Developers see surge in demand for property in Istanbul

by Ray Clancy on June 1, 2011

Demand in Turkey property projected

Istanbul’s property market shows no sign of faltering in 2011 as the city’s population continues to soar with the rate of migration more than doubling during 2009/10 according to latest official figures.

Over 102,000 migrants made Turkey’s largest city their home during 2009/10, accounting for 7.7% of Istanbul’s total population compared to 39,500 during 2008/09, data from the Turkish Address Based Population Registration System (ADNKS) shows.

This means that buying a property to rent out in the city is becoming more attractive, said Alexander Tomlinson, director of Istanbul property specialists, Gem Invest, who has lived in the city for many years.

‘Istanbul always has held a magnetic draw. Many migrants from the less developed regions of Turkey, often the east and south, relocate to Istanbul for economic factors. Due to its strategic location at the crossroads of Europe and Asia the city has become the economic workhorse of Turkey and people are understandably keen to try and claim their share of this prosperity,’ he explained.

With a population of nearly 17 million people and still growing, demands placed on the city both in terms of the labour market, transportation and infrastructure, service provision and indeed accommodation are significant.

The central business district and financial heart of the city is densely populated with land and property prices amongst the highest in Istanbul driving developers to select alternative locations in which to meet the acute shortage of housing.

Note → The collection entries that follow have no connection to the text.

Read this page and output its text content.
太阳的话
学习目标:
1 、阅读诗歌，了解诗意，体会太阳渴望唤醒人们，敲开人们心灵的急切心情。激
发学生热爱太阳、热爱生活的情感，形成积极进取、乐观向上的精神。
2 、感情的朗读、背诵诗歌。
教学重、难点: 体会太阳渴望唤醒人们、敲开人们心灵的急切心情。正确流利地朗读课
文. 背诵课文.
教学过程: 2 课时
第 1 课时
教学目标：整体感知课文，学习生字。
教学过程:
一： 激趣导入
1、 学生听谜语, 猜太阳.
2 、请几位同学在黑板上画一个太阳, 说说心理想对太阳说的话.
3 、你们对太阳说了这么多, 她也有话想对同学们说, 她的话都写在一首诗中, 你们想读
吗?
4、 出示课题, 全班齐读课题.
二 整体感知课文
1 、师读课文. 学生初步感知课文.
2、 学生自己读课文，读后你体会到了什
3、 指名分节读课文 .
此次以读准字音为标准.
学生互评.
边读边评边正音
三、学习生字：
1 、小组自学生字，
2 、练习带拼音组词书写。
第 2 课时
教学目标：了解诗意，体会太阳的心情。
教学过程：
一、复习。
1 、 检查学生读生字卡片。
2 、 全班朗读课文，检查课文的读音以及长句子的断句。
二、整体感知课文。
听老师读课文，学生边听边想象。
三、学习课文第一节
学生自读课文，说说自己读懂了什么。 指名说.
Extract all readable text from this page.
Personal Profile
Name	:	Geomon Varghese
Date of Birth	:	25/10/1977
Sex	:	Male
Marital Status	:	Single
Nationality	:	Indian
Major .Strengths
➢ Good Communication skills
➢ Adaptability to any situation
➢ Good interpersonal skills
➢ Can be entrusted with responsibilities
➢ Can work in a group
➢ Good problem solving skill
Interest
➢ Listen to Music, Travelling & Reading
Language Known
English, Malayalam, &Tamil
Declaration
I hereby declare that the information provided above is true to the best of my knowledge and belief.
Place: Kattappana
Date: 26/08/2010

According to Tomlinson it Istanbul’s peripheries and outer suburbs where new housing is being developed and where many Istanbulites, both migrants and natives, are and will reside in the future. The combination of more space, lower land prices and an improving transportation infrastructure has meant that districts, particularly on the desirable European side such as Beylikduzu, are seeing their populations swell.

‘Both private developers and local authorities have recognised the impact of the near doubling of Istanbul’s positive net migration rates. Various mega projects have been put forward as possible solutions to needs of the ever growing population but all parties appear to agree that it is to the suburbs of Istanbul that the future lies,’ he explained.

Districts such as Beylikduzu are already seeing improvements in transportation links. The new Metro link will be completed by early 2012 enabling quicker and easier access to the city centre. Due to its location, wide variety of facilities and future prospects there is a high demand for accommodation in Beylikduzu from young professionals and university students. ‘The rental market in this district moves very quickly with western style, modern residences especially sought after creating a superb opportunity for buy to let investors. Properties in Beylikduzu, whilst seeing up to 30% price growth from off plan to completion, remain affordable with apartments at Richmond House, for example, starting from £50,000 with a two year rental guarantee at 7.5% per annum,’ he added.

The development is in the heart of Beylikduzu, 150 meters from the new Metro bus line and it has one and two bedroom apartments with on site facilities such as a fitness centre, cinema and cafe/roof terrace.